Mentre il governo si vanta di mantenere gli impegni, in questo caso smentisce i suoi stessi rappresentanti di fronte al mondo della cultura e allo stesso Presidente della Repubblica. Perché solenne è stato l’impegno a reintegrare i fondi per le attività culturali preso dal ministro Bondi e dal sottosegretario Letta durante la cerimonia di presentazione dei David di Donatello al Quirinale. Talmente solenne da riscuotere l’approvazione del Presidente Napolitano. Altrettanto impegnative le dichiarazioni del sottosegretario Giro alle Giornate del Teatro di Napoli, sul reintegro del Fus e sulla urgente definizione di una riforma dello spettacolo.

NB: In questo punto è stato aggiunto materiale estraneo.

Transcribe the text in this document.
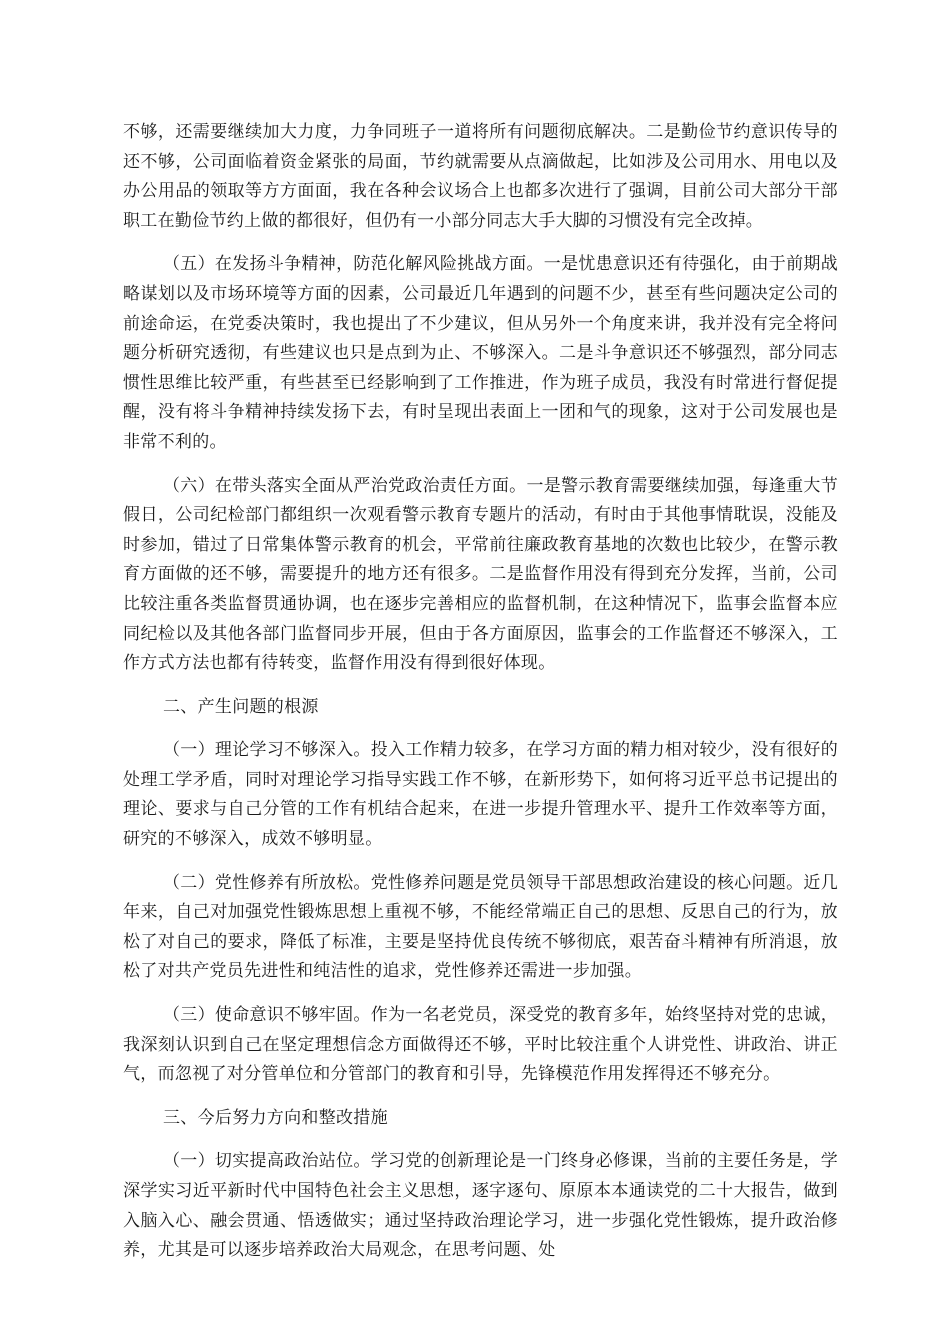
不够，还需要继续加大力度，力争同班子一道将所有问题彻底解决。二是勤俭节约意识传导的还不够，公司面临着资金紧张的局面，节约就需要从点滴做起，比如涉及公司用水、用电以及办公用品的领取等方方面面，我在各种会议场合上也都多次进行了强调，目前公司大部分干部职工在勤俭节约上做的都很好，但仍有一小部分同志大手大脚的习惯没有完全改掉。

（五）在发扬斗争精神，防范化解风险挑战方面。一是忧患意识还有待强化，由于前期战略谋划以及市场环境等方面的因素，公司最近几年遇到的问题不少，甚至有些问题决定公司的前途命运，在党委决策时，我也提出了不少建议，但从另外一个角度来讲，我并没有完全将问题分析研究透彻，有些建议也只是点到为止、不够深入。二是斗争意识还不够强烈，部分同志惯性思维比较严重，有些甚至已经影响到了工作推进，作为班子成员，我没有时常进行督促提醒，没有将斗争精神持续发扬下去，有时呈现出表面上一团和气的现象，这对于公司发展也是非常不利的。

（六）在带头落实全面从严治党政治责任方面。一是警示教育需要继续加强，每逢重大节假日，公司纪检部门都组织一次观看警示教育专题片的活动，有时由于其他事情耽误，没能及时参加，错过了日常集体警示教育的机会，平常前往廉政教育基地的次数也比较少，在警示教育方面做的还不够，需要提升的地方还有很多。二是监督作用没有得到充分发挥，当前，公司比较注重各类监督贯通协调，也在逐步完善相应的监督机制，在这种情况下，监事会监督本应同纪检以及其他各部门监督同步开展，但由于各方面原因，监事会的工作监督还不够深入，工作方式方法也都有待转变，监督作用没有得到很好体现。

二、产生问题的根源

（一）理论学习不够深入。投入工作精力较多，在学习方面的精力相对较少，没有很好的处理工学矛盾，同时对理论学习指导实践工作不够，在新形势下，如何将习近平总书记提出的理论、要求与自己分管的工作有机结合起来，在进一步提升管理水平、提升工作效率等方面，研究的不够深入，成效不够明显。

（二）党性修养有所放松。党性修养问题是党员领导干部思想政治建设的核心问题。近几年来，自己对加强党性锻炼思想上重视不够，不能经常端正自己的思想、反思自己的行为，放松了对自己的要求，降低了标准，主要是坚持优良传统不够彻底，艰苦奋斗精神有所消退，放松了对共产党员先进性和纯洁性的追求，党性修养还需进一步加强。

（三）使命意识不够牢固。作为一名老党员，深受党的教育多年，始终坚持对党的忠诚，我深刻认识到自己在坚定理想信念方面做得还不够，平时比较注重个人讲党性、讲政治、讲正气，而忽视了对分管单位和分管部门的教育和引导，先锋模范作用发挥得还不够充分。

三、今后努力方向和整改措施

（一）切实提高政治站位。学习党的创新理论是一门终身必修课，当前的主要任务是，学深学实习近平新时代中国特色社会主义思想，逐字逐句、原原本本通读党的二十大报告，做到入脑入心、融会贯通、悟透做实；通过坚持政治理论学习，进一步强化党性锻炼，提升政治修养，尤其是可以逐步培养政治大局观念，在思考问题、处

Di fronte a tale prova di ostentato disinteresse per la cultura e smentendo gli stessi membri del governo, che delle politiche culturali sono i responsabili, di fronte alla perdita della credibilità da parte degli interlocutori istituzionali, il mondo delle attività culturali condurrà una campagna di denuncia e di mobilitazione per far conoscere la grave situazione e far valere le sue istanze. Il cinema, la musica, la danza, l’opera, il teatro, i circhi, gli spettacoli viaggianti italiani producono eccellenze riconosciute internazionalmente e sono parte della cultura mondiale: la loro messa in crisi non è solo un problema nazionale. Per questo motivo – concludono Agis, Anica, Anac e 100Autori – il terreno delle iniziative di denuncia e di immediata mobilitazione delle associazioni che rappresentano le attività culturali avrà la più vasta dimensione internazionale.